In the last scene: after chasing down a plane, subduing two criminals, and saving Miami from a nuclear disaster, Eliot finally wins Matt's respect. Anna and Eliot marry a week after she divorces Arthur. Walter, after a forced strip search by the airport guards, becomes a male stripper and marries. The hitmen escape Miami after a series of very weird events. They claim their Miami job was the lowest point in their careers. They were surrounded by the fans of Florida Gators on their plane home as a running joke in the film. Eddie goes back to jail in a prison outside of Jacksonville, becoming friends with another dimwitted inmate who has the same affinity for crude jokes. Arthur is last seen still handcuffed and tormented by his dog.

==Cast==

- Tim Allen as Eliot Arnold: A divorced man, fired from his job at the Miami Herald and running a struggling advertising agency. His teenage son Matt thinks he is a loser.
- Rene Russo as Anna Herk: Jenny's devoted mother and Arthur's wife. She becomes immediately attracted to Eliot upon meeting him.
- Stanley Tucci as Arthur Herk: A rude and obnoxious man marked for death for embezzling from his company.
- Ben Foster as Matt Arnold: Eliot's son and the "killer" of Jenny. He also develops a crush on her.
- Zooey Deschanel as Jenny Herk: Anna's daughter and a classmate of Matt. She is also Matt's target in the school's game "Killer."
- Tom Sizemore as "Snake" Dupree: Bumbling ex-convict.
- Johnny Knoxville as Eddie Leadbetter: Snake's henchmen
- Dennis Farina as Henry DeSalvo: Hitman hired to kill Arthur for embezzling.
- Jack Kehler as Leonard Ferroni: Henry's assistant
- Janeane Garofalo as Officer Monica Romero: A competent police officer.
- Patrick Warburton as Officer Walter Kramitz: Monica's incompetent fellow officer. Asks his partner Romero out on dates even though he is married, and flirts with attractive women on duty.
- Dwight "Heavy D" Myers as Special Agent Pat Greer: FBI agent determined to retrieve a missing nuclear bomb.
- Omar Epps as Special Agent Alan Seitz: Pat's partner
- Jason Lee as "Puggy": A homeless wanderer who loves Fritos and Nina.
- Sofía Vergara as Nina: The Herks' young Mexican housemaid. She falls in love with Puggy, whom she initially mistook for Jesus.
- Andy Richter as:
  - Jack Pendick: Ralph's identical twin brother, a security guard with a drinking problem.

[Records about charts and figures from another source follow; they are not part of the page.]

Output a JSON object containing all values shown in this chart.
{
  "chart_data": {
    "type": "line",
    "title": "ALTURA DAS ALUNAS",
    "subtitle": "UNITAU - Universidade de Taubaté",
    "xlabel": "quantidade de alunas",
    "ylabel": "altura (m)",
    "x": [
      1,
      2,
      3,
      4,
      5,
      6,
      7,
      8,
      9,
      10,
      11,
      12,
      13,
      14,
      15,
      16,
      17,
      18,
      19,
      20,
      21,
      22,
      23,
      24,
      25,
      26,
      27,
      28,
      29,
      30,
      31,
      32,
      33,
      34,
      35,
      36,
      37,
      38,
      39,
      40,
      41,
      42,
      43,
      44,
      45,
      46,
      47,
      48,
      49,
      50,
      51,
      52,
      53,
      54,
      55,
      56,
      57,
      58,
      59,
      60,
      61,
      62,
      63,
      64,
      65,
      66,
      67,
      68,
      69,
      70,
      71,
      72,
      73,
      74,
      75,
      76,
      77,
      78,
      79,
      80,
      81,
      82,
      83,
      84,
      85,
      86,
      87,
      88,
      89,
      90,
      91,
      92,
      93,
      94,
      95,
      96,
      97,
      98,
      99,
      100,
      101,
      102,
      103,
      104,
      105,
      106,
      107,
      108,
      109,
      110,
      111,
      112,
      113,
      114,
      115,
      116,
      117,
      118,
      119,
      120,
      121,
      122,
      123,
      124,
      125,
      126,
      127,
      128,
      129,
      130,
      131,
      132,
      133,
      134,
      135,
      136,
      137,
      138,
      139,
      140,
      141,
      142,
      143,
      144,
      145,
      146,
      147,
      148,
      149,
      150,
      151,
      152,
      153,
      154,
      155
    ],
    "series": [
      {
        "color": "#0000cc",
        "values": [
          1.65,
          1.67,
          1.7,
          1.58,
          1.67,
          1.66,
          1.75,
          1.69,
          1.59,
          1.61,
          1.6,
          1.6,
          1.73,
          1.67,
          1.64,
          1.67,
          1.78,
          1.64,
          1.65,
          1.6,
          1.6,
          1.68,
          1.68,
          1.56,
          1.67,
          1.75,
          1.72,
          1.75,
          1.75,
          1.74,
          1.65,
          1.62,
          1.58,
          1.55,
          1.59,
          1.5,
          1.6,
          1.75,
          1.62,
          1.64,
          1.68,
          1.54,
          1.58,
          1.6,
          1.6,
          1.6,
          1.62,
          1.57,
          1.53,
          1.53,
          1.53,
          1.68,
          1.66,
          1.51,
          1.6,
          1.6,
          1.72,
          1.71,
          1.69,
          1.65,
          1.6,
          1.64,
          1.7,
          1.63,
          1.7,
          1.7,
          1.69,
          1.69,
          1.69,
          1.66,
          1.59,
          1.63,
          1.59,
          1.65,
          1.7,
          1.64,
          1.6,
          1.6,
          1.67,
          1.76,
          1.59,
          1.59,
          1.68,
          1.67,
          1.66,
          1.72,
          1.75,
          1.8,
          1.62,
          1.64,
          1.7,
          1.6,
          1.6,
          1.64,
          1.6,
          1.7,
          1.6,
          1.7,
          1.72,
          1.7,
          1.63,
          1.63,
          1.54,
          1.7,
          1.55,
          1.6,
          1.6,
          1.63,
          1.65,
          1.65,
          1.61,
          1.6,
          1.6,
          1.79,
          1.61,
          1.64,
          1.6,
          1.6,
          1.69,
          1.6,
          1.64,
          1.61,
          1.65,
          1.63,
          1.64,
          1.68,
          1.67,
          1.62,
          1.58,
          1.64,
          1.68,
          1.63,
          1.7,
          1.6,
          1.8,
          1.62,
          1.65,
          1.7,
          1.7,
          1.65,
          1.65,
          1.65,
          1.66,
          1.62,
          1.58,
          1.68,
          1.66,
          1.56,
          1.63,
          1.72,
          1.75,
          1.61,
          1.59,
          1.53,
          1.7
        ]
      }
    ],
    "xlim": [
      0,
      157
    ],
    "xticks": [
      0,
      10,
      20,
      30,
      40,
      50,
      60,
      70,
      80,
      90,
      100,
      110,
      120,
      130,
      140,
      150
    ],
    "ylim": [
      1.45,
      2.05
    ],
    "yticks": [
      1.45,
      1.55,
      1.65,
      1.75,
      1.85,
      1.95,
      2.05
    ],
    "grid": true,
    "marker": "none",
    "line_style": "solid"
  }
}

He sees Matt pointing a squirt gun at Jenny and gives chase while shooting at them with his handgun.
  - Ralph Pendick: Jack's identical twin brother, an equally incompetent security guard at the airport.
- Michael McShane as Bruce: The customer from hell who constantly belittles Eliot's advertisement ideas for his products. He suffers several indignities at the hands of other characters during the movie.
- Daniel London as John / Ivan: Puggy's Russian friend who sells Arthur the bomb.
- Lars Arentz Hansen as Leo: Puggy's other friend.
- DJ Qualls as Andrew Ryan: Matt's school friend and witness for when Matt "kills" Jenny.
- Barry Sonnenfeld as the voice of a Florida Gators fan on a radio (uncredited)

==Production==
Filming took place entirely in Miami, Florida from July 31 to October 2000.

==Release==

Big Trouble was originally scheduled for release on September 21, 2001, and had a strong advertising push. The September 11 attacks of that year made the film's comedic smuggling of a nuclear device onto an airplane unpalatable. Consequently, the film was pushed back until April 2002, and the promotion campaign was toned down almost to the point of abandonment.

== Reception ==
Big Trouble came quietly to American theaters and left quickly afterwards, receiving mixed reviews and being generally ignored by audiences, becoming a box office bomb. On Rotten Tomatoes, it has an approval rating of 48% based on 111 reviews, with an average rating of 5.5/10. The site's consensus is "With its large cast and frantic comic pacing, Big Trouble labors for slapstick-style hilarity, but it never really gains steam." On Metacritic, it has a score of 47% based on reviews from 32 critics, indicating "mixed or average" reviews. Audiences polled by CinemaScore gave the film an average grade of "C+" on an A+ to F scale.

Joe Leydon of Variety called it "A genially amusing ensemble farce that doesn't quite achieve enough momentum for liftoff."